Otoritas Arab Saudi secara resmi membuka gerbang kedatangan internasional di Bandara Prince Mohammad bin Abdulaziz, Madinah, dan Bandara King Abdulaziz, Jeddah.
Adapun empat negara yang mencatatkan diri sebagai pengirim gelombang pertama tahun ini adalah Pakistan, Bangladesh, India, dan Malaysia.
Jemaah dari Pakistan tercatat berangkat melalui kota-kota besar seperti Karachi, Lahore, Sialkot, dan Multan dengan titik pendaratan utama di Madinah untuk menjalani ibadah Arbain sebelum menuju Makkah.
Aturan Ketat Berlaku Mulai 18 April
Seiring dengan mendaratnya jemaah pertama, Pemerintah Arab Saudi memberlakukan kebijakan keamanan super ketat.
Mulai hari ini, akses masuk ke Kota Suci Makkah ditutup sepenuhnya bagi mereka yang tidak memiliki izin resmi atau tasreh haji.
Langkah ini diambil untuk memastikan kelancaran arus jemaah dan mencegah kepadatan yang berisiko pada keselamatan tamu Allah.
Meski Indonesia merupakan negara dengan kuota haji terbesar, rombongan dari tanah air dijadwalkan baru akan memulai mobilisasi utama pada 22 April 2026.
Jemaah Indonesia akan menyusul dalam beberapa hari ke depan melalui embarkasi-embarkasi di seluruh provinsi.
Penundaan singkat ini telah diperhitungkan agar manajemen pemondokan di Madinah dan Makkah berada dalam kondisi siap tempur menyambut ratusan ribu jemaah Nusantara.
"Momen 1 Dzulqa’dah adalah titik krusial di mana seluruh kesiapan infrastruktur Arab Saudi beralih ke mode operasional penuh untuk melayani tamu-tamu Allah dari seluruh dunia," tulis laporan media internasional The Islamic Information.

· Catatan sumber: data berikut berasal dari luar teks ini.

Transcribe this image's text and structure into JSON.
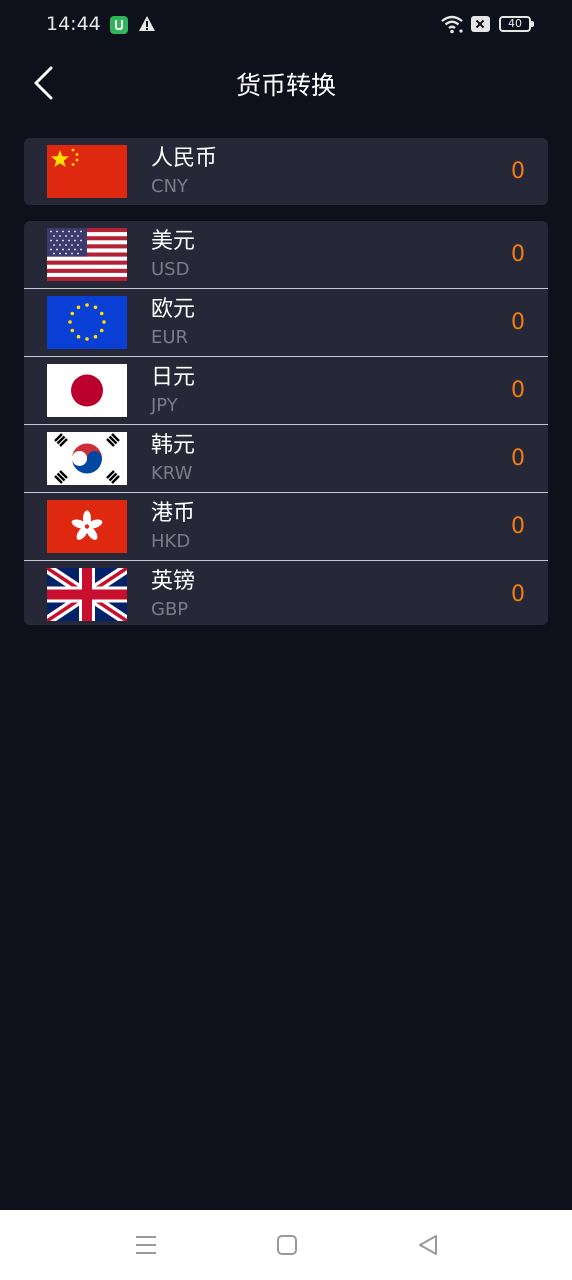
{
  "status_bar": {
    "time": "14:44",
    "battery": "40",
    "icons": [
      "app-notification-icon",
      "warning-icon",
      "wifi-icon",
      "sim-icon",
      "battery-icon"
    ]
  },
  "header": {
    "title": "货币转换",
    "back_icon": "chevron-left-icon"
  },
  "base_currency": {
    "name": "人民币",
    "code": "CNY",
    "value": "0",
    "flag": "cn-flag-icon"
  },
  "currencies": [
    {
      "name": "美元",
      "code": "USD",
      "value": "0",
      "flag": "us-flag-icon"
    },
    {
      "name": "欧元",
      "code": "EUR",
      "value": "0",
      "flag": "eu-flag-icon"
    },
    {
      "name": "日元",
      "code": "JPY",
      "value": "0",
      "flag": "jp-flag-icon"
    },
    {
      "name": "韩元",
      "code": "KRW",
      "value": "0",
      "flag": "kr-flag-icon"
    },
    {
      "name": "港币",
      "code": "HKD",
      "value": "0",
      "flag": "hk-flag-icon"
    },
    {
      "name": "英镑",
      "code": "GBP",
      "value": "0",
      "flag": "gb-flag-icon"
    }
  ],
  "nav_bar": {
    "buttons": [
      "menu-icon",
      "home-square-icon",
      "back-triangle-icon"
    ]
  },
  "colors": {
    "background": "#0e111c",
    "card": "#262837",
    "value": "#f57b13",
    "code": "#7a7c86"
  }
}
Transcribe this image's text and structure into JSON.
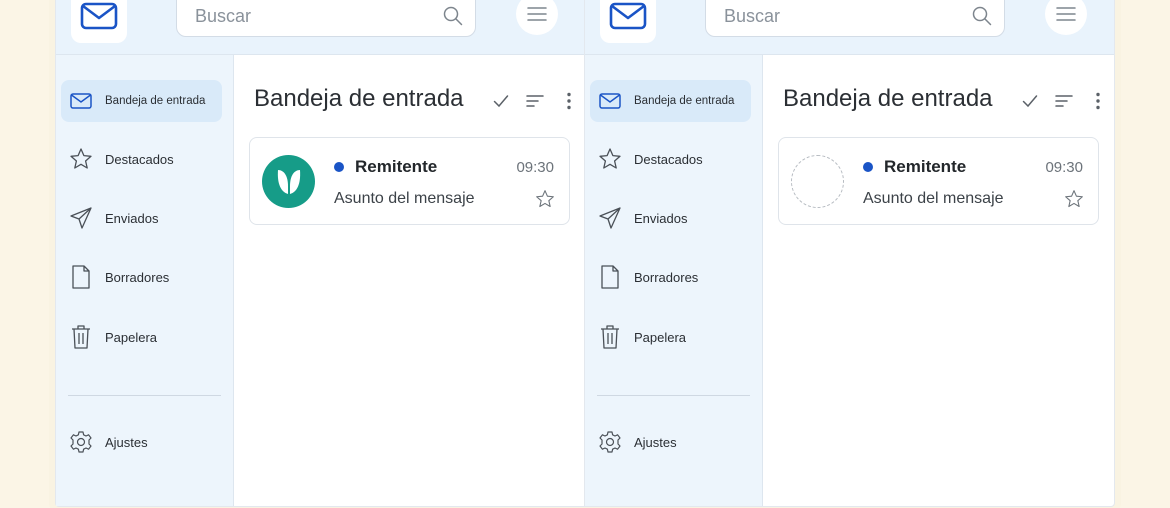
{
  "panes": [
    {
      "search": {
        "placeholder": "Buscar"
      },
      "sidebar": {
        "items": [
          {
            "label": "Bandeja de entrada",
            "icon": "mail-icon",
            "active": true
          },
          {
            "label": "Destacados",
            "icon": "star-icon"
          },
          {
            "label": "Enviados",
            "icon": "send-icon"
          },
          {
            "label": "Borradores",
            "icon": "document-icon"
          },
          {
            "label": "Papelera",
            "icon": "trash-icon"
          }
        ],
        "settings_label": "Ajustes"
      },
      "main": {
        "title": "Bandeja de entrada",
        "message": {
          "sender": "Remitente",
          "time": "09:30",
          "subject": "Asunto del mensaje",
          "avatar": "leaf-logo-avatar"
        }
      }
    },
    {
      "search": {
        "placeholder": "Buscar"
      },
      "sidebar": {
        "items": [
          {
            "label": "Bandeja de entrada",
            "icon": "mail-icon",
            "active": true
          },
          {
            "label": "Destacados",
            "icon": "star-icon"
          },
          {
            "label": "Enviados",
            "icon": "send-icon"
          },
          {
            "label": "Borradores",
            "icon": "document-icon"
          },
          {
            "label": "Papelera",
            "icon": "trash-icon"
          }
        ],
        "settings_label": "Ajustes"
      },
      "main": {
        "title": "Bandeja de entrada",
        "message": {
          "sender": "Remitente",
          "time": "09:30",
          "subject": "Asunto del mensaje",
          "avatar": "placeholder-avatar"
        }
      }
    }
  ],
  "colors": {
    "background": "#fbf5e6",
    "header": "#e9f3fc",
    "sidebar": "#edf5fc",
    "active_item": "#d9eaf9",
    "accent": "#1a54c6",
    "avatar_green": "#169c88"
  }
}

Kesiapan Fasilitas di Madinah dan Makkah
Jemaah yang tiba pada gelombang awal ini memiliki keunggulan waktu yang lebih luang untuk menjalani rangkaian ibadah sunnah di Masjid Nabawi sebelum puncak haji (Wukuf) dimulai.
Otoritas haji setempat telah menyiapkan layanan transportasi terpadu dan katering khusus yang disesuaikan dengan lidah masing-masing negara guna menjaga stamina jemaah di tengah cuaca Arab Saudi yang mulai menghangat.